Repubblica 14.5.18
Il ruolo della sinistra
Come capire il populismo per batterlo
di Nadia Urbinati
Nell’intervista
rilasciata a Repubblica, Maurizio Martina afferma: «Di fronte alla
nascita del governo più a destra della storia recente, è giusto dirsi
che non basteranno gli anatemi: dobbiamo costruire un’alternativa
popolare alla saldatura tra Lega e M5S superando le divisioni del
passato, allargando ad energie nuove, ribadendo il nostro ruolo da
protagonisti nel campo progressista». Sono ottime e opportune parole.
Martina propone di rompere questa dannosa e inutile litania di
contumelie contro il populismo, una parola così ambigua da essere
piegata alle convenienze di chi la usa, giusificando la faciloneria e
l’indolenza mentale.
La Spd, che versa in una crisi non celabile
anche se meno dirompente di quella degli altri partiti fratelli, ha
avviato un programma di studi sui nuovi movimenti che vanno sotto il
nome di populismo. I socialdemocratici tedeschi sono un partito, e
questa loro identità la si vede e apprezza proprio nei casi di crisi,
ovvero quando si tratta di trovare risorse, umane e culturali, per
riaprire le finestre sul mondo.
Nella sua storia, che è parte
della storia della democrazia, il populismo ha dimostrato che in alcuni
casi, ovvero dove ci sono istituzioni democratiche (come negli Stati
Uniti di fine Ottocento), la sua protesta può riuscire a scuotere
l’ordine socio-politico, a rimescolare le carte e riportare in alto
quelli che sono stati spinti in basso. Vi è nell’anti-establishment
populista una coniugazione radicale di un principio che è democratico.
Infatti la dialettica opposizione/maggioranza sulla quale vivono le
democrazie presume il discorso contro l’establishment, usato dai partiti
di opposizione quando aspirano a conquistare la maggioranza.
Quel
che la democrazia rappresentativa non presume, è ritenere, come molti
populisti radicali fanno, che l’establishment corrisponda a una classe
definita ancora prima della competizione, che sia cioé una “casta” ex
ante e immobile.
Ecco perché ogni ricerca che voglia capire questo
tempo di movimenti populisti deve ritornare alle categorie fondamentali
della democrazia: all’eguaglianza, che è di opportunità e di dignità;
alla libertà, che non è goduta dagli identici ma da tutti coloro che
vivono sotto un ordinamento giuridico, siano essi connazionali o non.

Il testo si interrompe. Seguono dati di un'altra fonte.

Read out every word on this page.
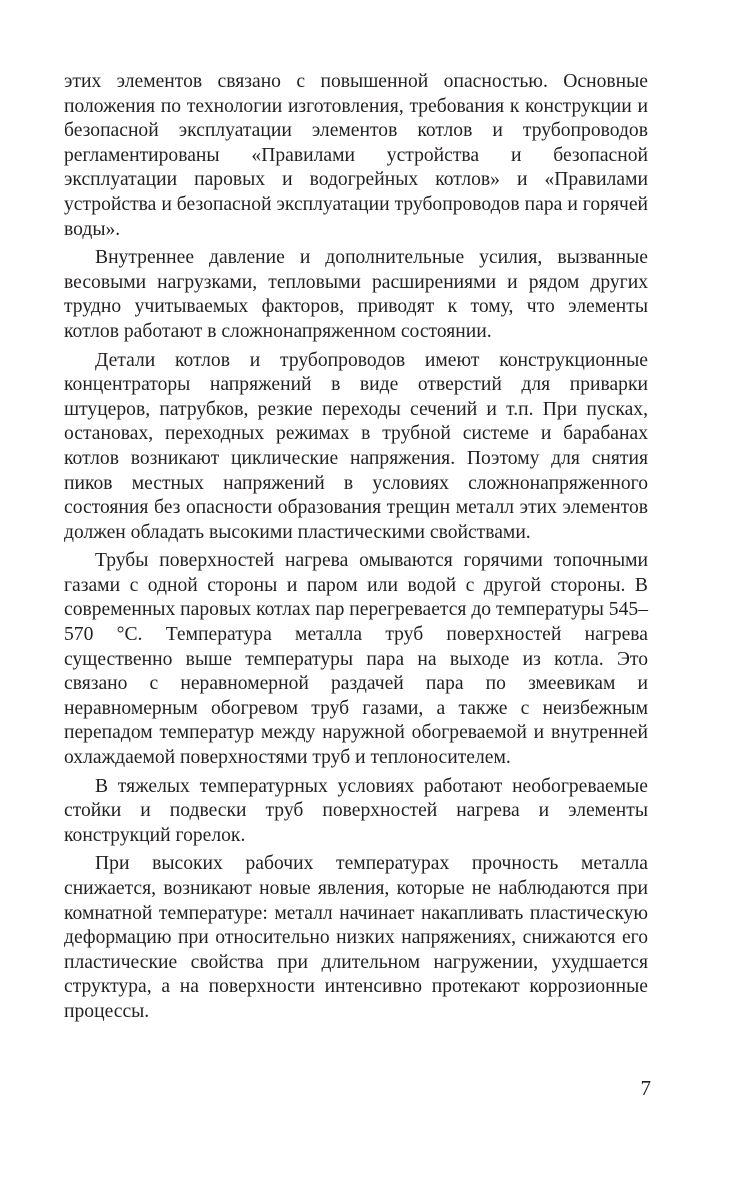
этих элементов связано с повышенной опасностью. Основные положения по технологии изготовления, требования к конструкции и безопасной эксплуатации элементов котлов и трубопроводов регламентированы «Правилами устройства и безопасной эксплуатации паровых и водогрейных котлов» и «Правилами устройства и безопасной эксплуатации трубопроводов пара и горячей воды».

Внутреннее давление и дополнительные усилия, вызванные весовыми нагрузками, тепловыми расширениями и рядом других трудно учитываемых факторов, приводят к тому, что элементы котлов работают в сложнонапряженном состоянии.

Детали котлов и трубопроводов имеют конструкционные концентраторы напряжений в виде отверстий для приварки штуцеров, патрубков, резкие переходы сечений и т.п. При пусках, остановах, переходных режимах в трубной системе и барабанах котлов возникают циклические напряжения. Поэтому для снятия пиков местных напряжений в условиях сложнонапряженного состояния без опасности образования трещин металл этих элементов должен обладать высокими пластическими свойствами.

Трубы поверхностей нагрева омываются горячими топочными газами с одной стороны и паром или водой с другой стороны. В современных паровых котлах пар перегревается до температуры 545–570 °C. Температура металла труб поверхностей нагрева существенно выше температуры пара на выходе из котла. Это связано с неравномерной раздачей пара по змеевикам и неравномерным обогревом труб газами, а также с неизбежным перепадом температур между наружной обогреваемой и внутренней охлаждаемой поверхностями труб и теплоносителем.

В тяжелых температурных условиях работают необогреваемые стойки и подвески труб поверхностей нагрева и элементы конструкций горелок.

При высоких рабочих температурах прочность металла снижается, возникают новые явления, которые не наблюдаются при комнатной температуре: металл начинает накапливать пластическую деформацию при относительно низких напряжениях, снижаются его пластические свойства при длительном нагружении, ухудшается структура, а на поверхности интенсивно протекают коррозионные процессы.

7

Tra i fondamenti, vi sono anche quelle istituzioni di limitazione del
potere, l’autonomia della magistratura, per esempio, o degli apparati
dello Stato e della banca centrale.
Dal 1945 in Italia tutto questo prende il nome di democrazia costituzionale.
Tornare
ai fondamenti quindi, ma avendo cura di portare lo sguardo oltre le
procedure e le istituzioni, poiché la democrazia fa promesse di
auto-governo, di dignità sociale, di eguaglianza e di miglioramento
economico. Queste promesse, anche se mai completamente realizzate,
devono farci comprendere appieno che un partito democratico o di
sinistra non può concentrare la sua azione ai diritti civili; esso non è
un partito liberale. A Martina come a tutti coloro che dentro e fuori
il Pd sentono la responsabilità della loro sconfitta per reagire ad
essa, dovremmo suggerire di abbracciare in toto l’Articolo 3 della
nostra Costituzione, ricchissimo di implicazioni e complesso.
Già questo sarebbe un buon indizio di determinazione alla rinascita.